V3 Pragmatica uses a 3-tier model routing strategy where vulnerability impact potential drives model selection. Every sub-agent dispatched by the wave coordinator is assigned a model and thinking budget based on the maximum severity of findings that agent could produce.

The Core Principle

Not all testing tasks require the same reasoning depth.

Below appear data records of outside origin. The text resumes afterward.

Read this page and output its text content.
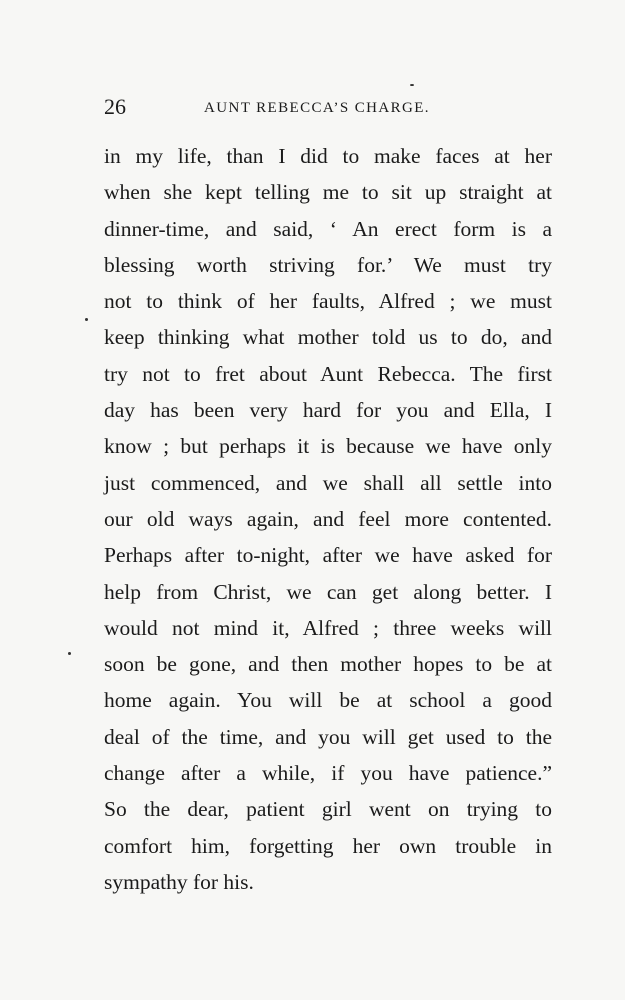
26	AUNT REBECCA’S CHARGE.
in my life, than I did to make faces at her
when she kept telling me to sit up straight at
dinner-time, and said, ‘ An erect form is a
blessing worth striving for.’ We must try
not to think of her faults, Alfred ; we must
keep thinking what mother told us to do, and
try not to fret about Aunt Rebecca. The first
day has been very hard for you and Ella, I
know ; but perhaps it is because we have only
just commenced, and we shall all settle into
our old ways again, and feel more contented.
Perhaps after to-night, after we have asked for
help from Christ, we can get along better. I
would not mind it, Alfred ; three weeks will
soon be gone, and then mother hopes to be at
home again. You will be at school a good
deal of the time, and you will get used to the
change after a while, if you have patience.”
So the dear, patient girl went on trying to
comfort him, forgetting her own trouble in
sympathy for his.
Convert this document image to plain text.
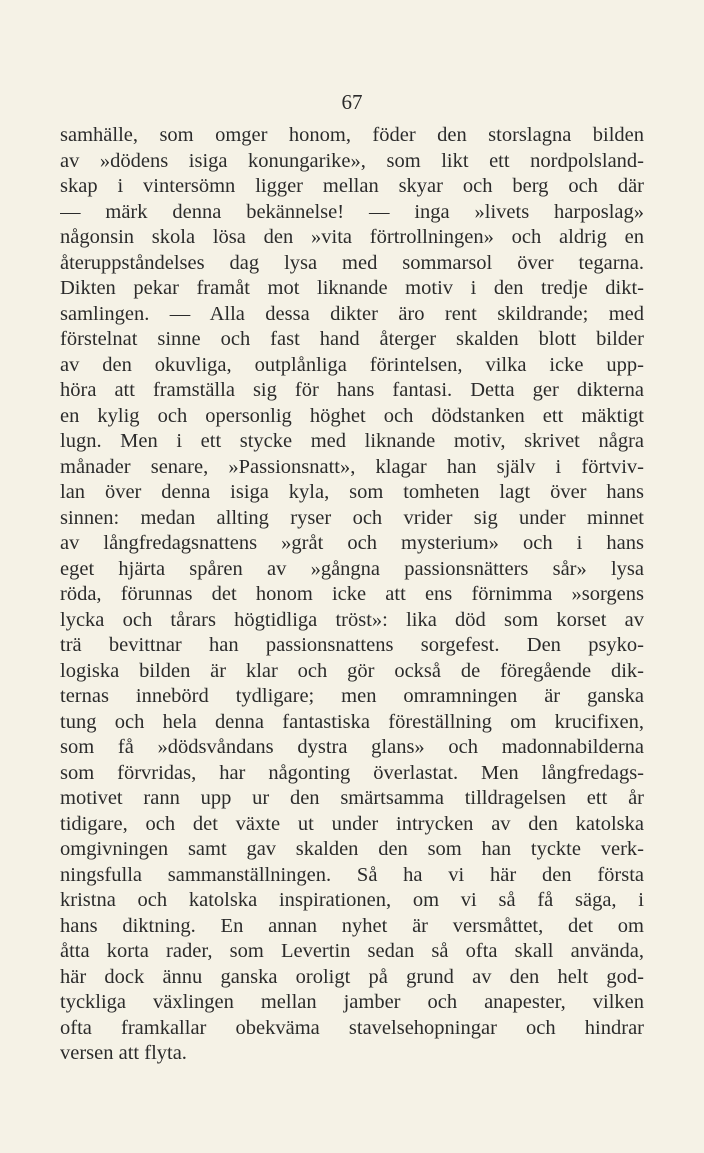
67
samhälle, som omger honom, föder den storslagna bilden
av »dödens isiga konungarike», som likt ett nordpolsland-
skap i vintersömn ligger mellan skyar och berg och där
— märk denna bekännelse! — inga »livets harposlag»
någonsin skola lösa den »vita förtrollningen» och aldrig en
återuppståndelses dag lysa med sommarsol över tegarna.
Dikten pekar framåt mot liknande motiv i den tredje dikt-
samlingen. — Alla dessa dikter äro rent skildrande; med
förstelnat sinne och fast hand återger skalden blott bilder
av den okuvliga, outplånliga förintelsen, vilka icke upp-
höra att framställa sig för hans fantasi. Detta ger dikterna
en kylig och opersonlig höghet och dödstanken ett mäktigt
lugn. Men i ett stycke med liknande motiv, skrivet några
månader senare, »Passionsnatt», klagar han själv i förtviv-
lan över denna isiga kyla, som tomheten lagt över hans
sinnen: medan allting ryser och vrider sig under minnet
av långfredagsnattens »gråt och mysterium» och i hans
eget hjärta spåren av »gångna passionsnätters sår» lysa
röda, förunnas det honom icke att ens förnimma »sorgens
lycka och tårars högtidliga tröst»: lika död som korset av
trä bevittnar han passionsnattens sorgefest. Den psyko-
logiska bilden är klar och gör också de föregående dik-
ternas innebörd tydligare; men omramningen är ganska
tung och hela denna fantastiska föreställning om krucifixen,
som få »dödsvåndans dystra glans» och madonnabilderna
som förvridas, har någonting överlastat. Men långfredags-
motivet rann upp ur den smärtsamma tilldragelsen ett år
tidigare, och det växte ut under intrycken av den katolska
omgivningen samt gav skalden den som han tyckte verk-
ningsfulla sammanställningen. Så ha vi här den första
kristna och katolska inspirationen, om vi så få säga, i
hans diktning. En annan nyhet är versmåttet, det om
åtta korta rader, som Levertin sedan så ofta skall använda,
här dock ännu ganska oroligt på grund av den helt god-
tyckliga växlingen mellan jamber och anapester, vilken
ofta framkallar obekväma stavelsehopningar och hindrar
versen att flyta.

SQL injection exploitation demands creative bypass construction and response analysis, while TLS certificate validation is a deterministic checklist. Assigning Opus to both wastes budget on the latter and risks insufficient reasoning on the former.

The routing key is a compound lookup: skill-scope (e.g., test-injection-sqli), falling back to skill if no scope is active, and finally defaulting to Sonnet.

Three-Tier Model Assignment

Tier 1: Opus (Creative/Critical)

Opus handles tasks where the ceiling for finding severity is Critical or High, and where success depends on creative reasoning, response interpretation, or multi-step attack chain construction.

Agent Justification
test-sqli Blind SQLi requires observing subtle timing/content differences across dozens of responses
test-xss WAF bypass demands iterative payload mutation and context-aware encoding
test-cmdi 8 blind timing variants need systematic evaluation of response deltas
test-oauth State null-byte, IDN homograph, pre-ATO require multi-step protocol reasoning
test-logic-business Financial bypass, negative amounts, overdraft exploitation are inherently creative
test-logic-race Race condition window detection requires precise timing analysis
test-infra-smuggling CL.TE/TE.CL desync requires byte-level reasoning about parser differences
test-dom DOM XSS source-sink tracing through complex JS call chains
test-access-idor Neighbor-ID, role escalation, and field injection patterns need contextual reasoning
route Endpoint-to-test mapping requires understanding the full attack surface
verify False positive elimination demands careful response comparison against baselines
chain Correlating findings into attack chains (SSRF to cloud creds, XSS to ATO)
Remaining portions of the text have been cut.